Embodiments may also be implemented as instructions stored on a non-transient machine-readable medium, which may be read and executed by one or more procedures. A non-transient machine-readable medium may include any mechanism for storing or transmitting information in a form readable by a machine (e.g., a computing device). For example, a non-transient machine-readable medium may include read only memory (ROM); random access memory (RAM); magnetic disk storage media; optical storage media; flash memory devices; and others.
Furthermore, firmware, software, routines, or instructions may be described herein as performing certain actions and/or functions. However, it should be appreciated that such descriptions contained herein are merely for convenience and that such actions in fact result from computing devices, processors, controllers, or other devices executing the firmware, software, routines, instructions, etc.
It also should be understood that the block and network diagrams may include more or fewer elements, be arranged differently, or be represented differently.

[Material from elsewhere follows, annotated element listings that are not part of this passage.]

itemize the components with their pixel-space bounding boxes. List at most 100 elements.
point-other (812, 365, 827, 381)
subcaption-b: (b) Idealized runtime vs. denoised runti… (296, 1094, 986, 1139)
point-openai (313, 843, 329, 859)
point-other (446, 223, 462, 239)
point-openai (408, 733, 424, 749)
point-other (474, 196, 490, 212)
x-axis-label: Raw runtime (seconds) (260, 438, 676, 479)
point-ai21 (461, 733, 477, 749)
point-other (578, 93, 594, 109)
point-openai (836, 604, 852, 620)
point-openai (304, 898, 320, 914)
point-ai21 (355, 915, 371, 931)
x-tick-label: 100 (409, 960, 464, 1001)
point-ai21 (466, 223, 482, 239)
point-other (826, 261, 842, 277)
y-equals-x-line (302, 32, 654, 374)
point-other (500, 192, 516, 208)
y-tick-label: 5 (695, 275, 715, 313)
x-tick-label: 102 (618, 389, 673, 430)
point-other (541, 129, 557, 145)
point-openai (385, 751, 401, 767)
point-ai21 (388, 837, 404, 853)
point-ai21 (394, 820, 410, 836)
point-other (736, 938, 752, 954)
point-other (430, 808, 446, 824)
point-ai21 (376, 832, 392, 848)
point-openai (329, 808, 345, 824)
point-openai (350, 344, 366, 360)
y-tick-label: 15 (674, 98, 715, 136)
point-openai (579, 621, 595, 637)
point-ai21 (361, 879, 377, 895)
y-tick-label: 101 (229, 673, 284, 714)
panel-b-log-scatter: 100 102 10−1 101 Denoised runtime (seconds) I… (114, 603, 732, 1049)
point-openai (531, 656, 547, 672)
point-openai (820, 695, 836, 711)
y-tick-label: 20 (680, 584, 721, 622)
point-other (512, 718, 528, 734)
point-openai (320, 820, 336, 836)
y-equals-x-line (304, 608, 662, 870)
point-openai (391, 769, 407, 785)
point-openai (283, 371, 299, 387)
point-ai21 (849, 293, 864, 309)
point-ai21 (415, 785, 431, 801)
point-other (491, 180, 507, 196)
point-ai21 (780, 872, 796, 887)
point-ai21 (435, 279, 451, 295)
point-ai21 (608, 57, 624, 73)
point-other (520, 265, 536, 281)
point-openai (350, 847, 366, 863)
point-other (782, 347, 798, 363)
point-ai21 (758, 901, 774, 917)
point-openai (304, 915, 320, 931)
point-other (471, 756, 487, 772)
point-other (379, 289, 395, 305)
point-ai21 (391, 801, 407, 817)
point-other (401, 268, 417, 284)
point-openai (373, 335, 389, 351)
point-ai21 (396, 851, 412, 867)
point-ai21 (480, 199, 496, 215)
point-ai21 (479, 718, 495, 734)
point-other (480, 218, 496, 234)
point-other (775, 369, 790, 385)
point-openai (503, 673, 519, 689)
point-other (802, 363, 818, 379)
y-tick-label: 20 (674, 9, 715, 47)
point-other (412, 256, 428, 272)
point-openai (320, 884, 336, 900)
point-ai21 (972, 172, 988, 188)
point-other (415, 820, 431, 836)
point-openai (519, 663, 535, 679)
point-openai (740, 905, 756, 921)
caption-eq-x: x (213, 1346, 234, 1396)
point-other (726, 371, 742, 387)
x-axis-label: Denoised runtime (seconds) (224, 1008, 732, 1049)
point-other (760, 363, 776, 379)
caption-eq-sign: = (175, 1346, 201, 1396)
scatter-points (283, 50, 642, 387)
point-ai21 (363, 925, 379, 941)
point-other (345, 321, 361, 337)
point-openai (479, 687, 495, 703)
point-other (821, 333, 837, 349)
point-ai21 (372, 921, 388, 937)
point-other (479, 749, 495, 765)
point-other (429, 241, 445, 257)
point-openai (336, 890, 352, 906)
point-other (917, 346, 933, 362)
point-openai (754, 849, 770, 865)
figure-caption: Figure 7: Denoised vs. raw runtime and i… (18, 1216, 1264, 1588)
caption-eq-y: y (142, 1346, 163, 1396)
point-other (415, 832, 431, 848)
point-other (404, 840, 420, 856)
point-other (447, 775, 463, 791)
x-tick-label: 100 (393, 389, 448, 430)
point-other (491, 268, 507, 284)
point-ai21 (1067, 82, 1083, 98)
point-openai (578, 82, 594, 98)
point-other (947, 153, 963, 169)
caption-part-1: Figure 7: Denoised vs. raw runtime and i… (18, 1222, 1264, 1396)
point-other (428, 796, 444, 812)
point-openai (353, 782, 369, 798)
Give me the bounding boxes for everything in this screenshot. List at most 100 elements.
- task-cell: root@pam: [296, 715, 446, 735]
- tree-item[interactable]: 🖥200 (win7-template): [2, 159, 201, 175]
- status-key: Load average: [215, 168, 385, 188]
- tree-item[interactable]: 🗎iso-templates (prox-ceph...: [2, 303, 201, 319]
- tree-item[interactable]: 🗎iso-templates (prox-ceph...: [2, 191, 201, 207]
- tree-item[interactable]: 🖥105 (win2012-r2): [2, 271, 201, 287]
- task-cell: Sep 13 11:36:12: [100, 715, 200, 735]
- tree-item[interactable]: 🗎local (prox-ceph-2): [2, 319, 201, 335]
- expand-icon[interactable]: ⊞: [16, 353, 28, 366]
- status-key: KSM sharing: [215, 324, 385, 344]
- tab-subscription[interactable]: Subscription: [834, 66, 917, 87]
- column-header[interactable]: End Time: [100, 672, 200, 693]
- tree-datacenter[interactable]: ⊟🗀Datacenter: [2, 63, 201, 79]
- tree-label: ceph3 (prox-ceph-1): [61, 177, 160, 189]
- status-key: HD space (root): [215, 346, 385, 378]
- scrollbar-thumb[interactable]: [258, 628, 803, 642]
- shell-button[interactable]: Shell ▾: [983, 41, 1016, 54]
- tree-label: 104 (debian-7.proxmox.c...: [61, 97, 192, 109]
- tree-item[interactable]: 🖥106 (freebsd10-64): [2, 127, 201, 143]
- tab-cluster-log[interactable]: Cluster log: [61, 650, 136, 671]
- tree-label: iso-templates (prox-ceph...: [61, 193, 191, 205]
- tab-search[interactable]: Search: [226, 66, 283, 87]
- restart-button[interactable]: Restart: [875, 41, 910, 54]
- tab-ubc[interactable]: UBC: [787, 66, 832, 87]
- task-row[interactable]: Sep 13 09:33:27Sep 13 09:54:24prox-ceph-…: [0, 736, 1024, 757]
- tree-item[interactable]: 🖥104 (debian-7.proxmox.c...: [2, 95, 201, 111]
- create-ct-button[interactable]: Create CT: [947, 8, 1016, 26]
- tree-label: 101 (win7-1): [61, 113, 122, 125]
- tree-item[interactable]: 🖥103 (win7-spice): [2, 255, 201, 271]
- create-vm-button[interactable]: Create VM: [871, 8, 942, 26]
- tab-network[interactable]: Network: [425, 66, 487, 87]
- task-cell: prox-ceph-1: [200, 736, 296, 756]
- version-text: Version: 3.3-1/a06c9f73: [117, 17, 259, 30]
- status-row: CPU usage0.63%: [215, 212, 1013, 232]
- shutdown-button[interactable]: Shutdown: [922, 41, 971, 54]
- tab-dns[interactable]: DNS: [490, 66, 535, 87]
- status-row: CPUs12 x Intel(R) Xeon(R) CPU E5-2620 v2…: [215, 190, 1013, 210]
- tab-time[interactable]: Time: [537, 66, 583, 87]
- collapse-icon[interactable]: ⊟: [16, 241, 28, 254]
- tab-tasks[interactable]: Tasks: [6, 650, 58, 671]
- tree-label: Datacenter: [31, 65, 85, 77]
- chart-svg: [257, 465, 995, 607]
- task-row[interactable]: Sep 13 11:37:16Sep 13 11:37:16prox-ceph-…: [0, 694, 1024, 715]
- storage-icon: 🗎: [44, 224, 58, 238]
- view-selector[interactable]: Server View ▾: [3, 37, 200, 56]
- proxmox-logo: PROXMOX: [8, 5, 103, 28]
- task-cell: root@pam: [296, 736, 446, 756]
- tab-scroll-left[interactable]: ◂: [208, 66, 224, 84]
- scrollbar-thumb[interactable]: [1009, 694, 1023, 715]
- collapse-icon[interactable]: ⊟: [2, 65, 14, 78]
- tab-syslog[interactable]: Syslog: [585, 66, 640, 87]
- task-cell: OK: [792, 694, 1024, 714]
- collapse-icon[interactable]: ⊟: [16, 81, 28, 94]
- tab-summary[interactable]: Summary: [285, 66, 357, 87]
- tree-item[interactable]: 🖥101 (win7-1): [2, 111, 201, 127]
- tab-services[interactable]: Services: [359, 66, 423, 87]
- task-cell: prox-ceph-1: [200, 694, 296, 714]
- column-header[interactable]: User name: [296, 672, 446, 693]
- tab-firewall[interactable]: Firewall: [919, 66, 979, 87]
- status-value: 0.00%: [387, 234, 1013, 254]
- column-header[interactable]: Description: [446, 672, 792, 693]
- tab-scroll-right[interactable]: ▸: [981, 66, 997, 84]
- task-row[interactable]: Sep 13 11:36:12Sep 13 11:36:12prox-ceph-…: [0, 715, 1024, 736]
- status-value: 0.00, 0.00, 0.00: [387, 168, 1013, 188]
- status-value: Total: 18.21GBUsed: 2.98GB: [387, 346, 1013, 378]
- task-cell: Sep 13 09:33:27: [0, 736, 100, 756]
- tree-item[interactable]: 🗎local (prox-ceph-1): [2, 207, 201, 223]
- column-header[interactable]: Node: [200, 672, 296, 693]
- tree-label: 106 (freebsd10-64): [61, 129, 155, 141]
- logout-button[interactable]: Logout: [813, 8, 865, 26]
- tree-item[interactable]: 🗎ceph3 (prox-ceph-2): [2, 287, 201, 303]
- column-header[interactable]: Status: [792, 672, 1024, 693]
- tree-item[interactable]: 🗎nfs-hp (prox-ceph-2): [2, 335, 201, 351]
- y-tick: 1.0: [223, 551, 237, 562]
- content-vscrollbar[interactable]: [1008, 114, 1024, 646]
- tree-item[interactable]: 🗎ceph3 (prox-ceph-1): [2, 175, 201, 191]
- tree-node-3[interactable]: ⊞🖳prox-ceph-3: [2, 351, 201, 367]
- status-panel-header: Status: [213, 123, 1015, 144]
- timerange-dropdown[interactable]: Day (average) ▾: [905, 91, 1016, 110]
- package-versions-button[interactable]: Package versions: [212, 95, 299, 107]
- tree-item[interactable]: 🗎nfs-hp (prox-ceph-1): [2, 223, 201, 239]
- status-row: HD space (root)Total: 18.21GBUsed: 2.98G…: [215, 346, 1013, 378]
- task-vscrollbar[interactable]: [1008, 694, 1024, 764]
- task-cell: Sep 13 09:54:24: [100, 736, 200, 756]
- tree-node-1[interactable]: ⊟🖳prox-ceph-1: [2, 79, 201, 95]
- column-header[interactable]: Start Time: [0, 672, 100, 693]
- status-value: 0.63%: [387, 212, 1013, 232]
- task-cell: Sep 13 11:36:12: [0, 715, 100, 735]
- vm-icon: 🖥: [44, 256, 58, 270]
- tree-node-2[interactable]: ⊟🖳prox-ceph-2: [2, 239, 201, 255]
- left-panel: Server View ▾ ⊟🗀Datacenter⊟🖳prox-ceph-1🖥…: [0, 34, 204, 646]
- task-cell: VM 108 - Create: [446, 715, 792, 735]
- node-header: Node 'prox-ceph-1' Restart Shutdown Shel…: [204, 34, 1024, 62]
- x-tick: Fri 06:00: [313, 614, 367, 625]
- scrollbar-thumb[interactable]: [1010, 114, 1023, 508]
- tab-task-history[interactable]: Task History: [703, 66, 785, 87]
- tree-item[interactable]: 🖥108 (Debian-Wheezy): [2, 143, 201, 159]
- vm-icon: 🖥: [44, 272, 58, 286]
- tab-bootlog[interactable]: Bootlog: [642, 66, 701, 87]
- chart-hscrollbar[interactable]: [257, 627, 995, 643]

But it further should be understood that certain implementations may dictate the block and network diagrams and the number of block and network diagrams illustrating the execution of the embodiments be implemented in a particular way.
Accordingly, further embodiments may also be implemented in a variety of computer architectures, physical, virtual, cloud computers, and/or some combination thereof, and thus the computer systems described herein are intended for purposes of illustration only and not as a limitation of the embodiments.
While this invention has been particularly shown and described with references to example embodiments thereof, it will be understood by those skilled in the art that various changes in form and details may be made therein without departing from the scope of the invention encompassed by the appended claims.